At the same time, his position is not absolutist. The available public comments do not suggest he believes elves and dwarves should disappear from fantasy. Instead, he presents a personal creative preference: those races have been explored so thoroughly that they no longer excite him as a storyteller. That is a narrower and more measured claim than a blanket judgment on the genre.
Sanderson’s comments arrive at a time when fantasy publishing in the US is increasingly segmented. Traditional Tolkien-inspired fantasy still has a readership, especially in gaming-adjacent fiction and nostalgic epic series. But there is also strong demand for books that emphasize novelty in setting, structure, and worldbuilding. Sanderson’s own career suggests that originality in those areas can be commercially powerful, not just critically admired.
For publishers, the takeaway is straightforward:
For readers, the impact is equally clear. Sanderson’s books offer a version of epic fantasy that preserves the scale, moral stakes, and immersive worldbuilding associated with the genre while replacing inherited species templates with new systems and societies. That balance may be one reason his work has reached such a broad audience. This final point is an inference based on his stated philosophy and the design of his published fiction, rather than a direct quote from Sanderson.
The phrase “Brandon Sanderson Explains Why He Doesn’t Write About Elves or Dwarves” captures more than a passing author comment. It points to a consistent creative philosophy that has shaped one of the most influential fantasy careers in the US. Sanderson’s explanation is simple: he believes elves and dwarves have already been explored in extraordinary detail, and he would rather spend his energy building new worlds that feel less familiar and more story-specific.
That view does not reject fantasy tradition. Instead, it reframes how a modern writer can engage with it. Sanderson’s argument is that the best way to honor Tolkien is not to copy the surface features of Middle-earth, but to pursue the same depth of imaginative ambition in new forms. In a genre often defined by its past, that may be one of the clearest explanations for why Sanderson’s work feels so contemporary.

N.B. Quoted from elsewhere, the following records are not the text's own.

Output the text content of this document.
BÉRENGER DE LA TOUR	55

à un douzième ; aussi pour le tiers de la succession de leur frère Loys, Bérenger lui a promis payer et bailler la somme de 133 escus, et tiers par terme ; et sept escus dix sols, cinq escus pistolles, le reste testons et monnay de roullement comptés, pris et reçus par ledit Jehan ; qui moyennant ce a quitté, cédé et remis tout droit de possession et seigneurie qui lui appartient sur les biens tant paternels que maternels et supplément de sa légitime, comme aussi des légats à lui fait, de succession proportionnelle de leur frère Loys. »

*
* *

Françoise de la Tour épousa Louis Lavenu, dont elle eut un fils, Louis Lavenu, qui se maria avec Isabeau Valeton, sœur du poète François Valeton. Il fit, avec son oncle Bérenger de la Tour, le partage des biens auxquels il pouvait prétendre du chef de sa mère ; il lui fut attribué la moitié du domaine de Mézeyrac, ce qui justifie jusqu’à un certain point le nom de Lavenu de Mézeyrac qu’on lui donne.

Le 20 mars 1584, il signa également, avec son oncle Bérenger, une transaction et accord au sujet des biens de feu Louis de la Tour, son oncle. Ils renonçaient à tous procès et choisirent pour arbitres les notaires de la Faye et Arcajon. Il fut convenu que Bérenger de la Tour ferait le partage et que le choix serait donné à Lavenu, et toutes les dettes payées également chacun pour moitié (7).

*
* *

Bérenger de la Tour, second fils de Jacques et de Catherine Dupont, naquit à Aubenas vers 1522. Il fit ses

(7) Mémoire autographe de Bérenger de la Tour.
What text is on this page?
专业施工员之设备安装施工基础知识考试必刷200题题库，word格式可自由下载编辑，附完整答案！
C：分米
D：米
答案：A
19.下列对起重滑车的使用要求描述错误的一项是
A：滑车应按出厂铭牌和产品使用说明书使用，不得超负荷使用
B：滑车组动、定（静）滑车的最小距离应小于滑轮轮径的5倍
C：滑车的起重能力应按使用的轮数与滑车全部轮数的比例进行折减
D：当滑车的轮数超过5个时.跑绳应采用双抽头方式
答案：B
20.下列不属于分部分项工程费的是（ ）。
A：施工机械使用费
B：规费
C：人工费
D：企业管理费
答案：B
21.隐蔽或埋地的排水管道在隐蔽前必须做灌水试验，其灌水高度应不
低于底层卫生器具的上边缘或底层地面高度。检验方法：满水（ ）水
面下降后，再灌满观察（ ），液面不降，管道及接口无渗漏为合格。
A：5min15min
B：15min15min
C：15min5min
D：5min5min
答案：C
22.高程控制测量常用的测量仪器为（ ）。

Sanderson says he has little interest in writing about elves, dwarves, and similar classic fantasy races because they have already been explored in depth for decades. He prefers to focus on ideas he finds fresher and more useful for storytelling.
No. In his public comments, Sanderson does not dismiss Tolkien. He argues that Tolkien’s achievement went far beyond creating recognizable races, and he suggests writers should learn from Tolkien’s deeper craft rather than copy surface elements.
Yes, but usually in transformed or indirect ways. His fiction still uses epic stakes, invented worlds, and mythic structures associated with fantasy, even if it avoids standard races like elves and dwarves.
One of the clearest explanations appears in an official FAQ entry on his website. Related comments also appear in event transcripts archived by Arcanum, which documents Sanderson’s public Q&A appearances.
Not necessarily. Sanderson presents this as a personal creative preference, not a universal rule. Many writers and readers still enjoy stories with elves and dwarves, but Sanderson believes other approaches better fit the stories he wants to tell.
His avoidance of standard fantasy races has become part of a broader reputation for original worldbuilding and structured magic systems. That distinct approach has helped define his place in contemporary fantasy, particularly in the US market.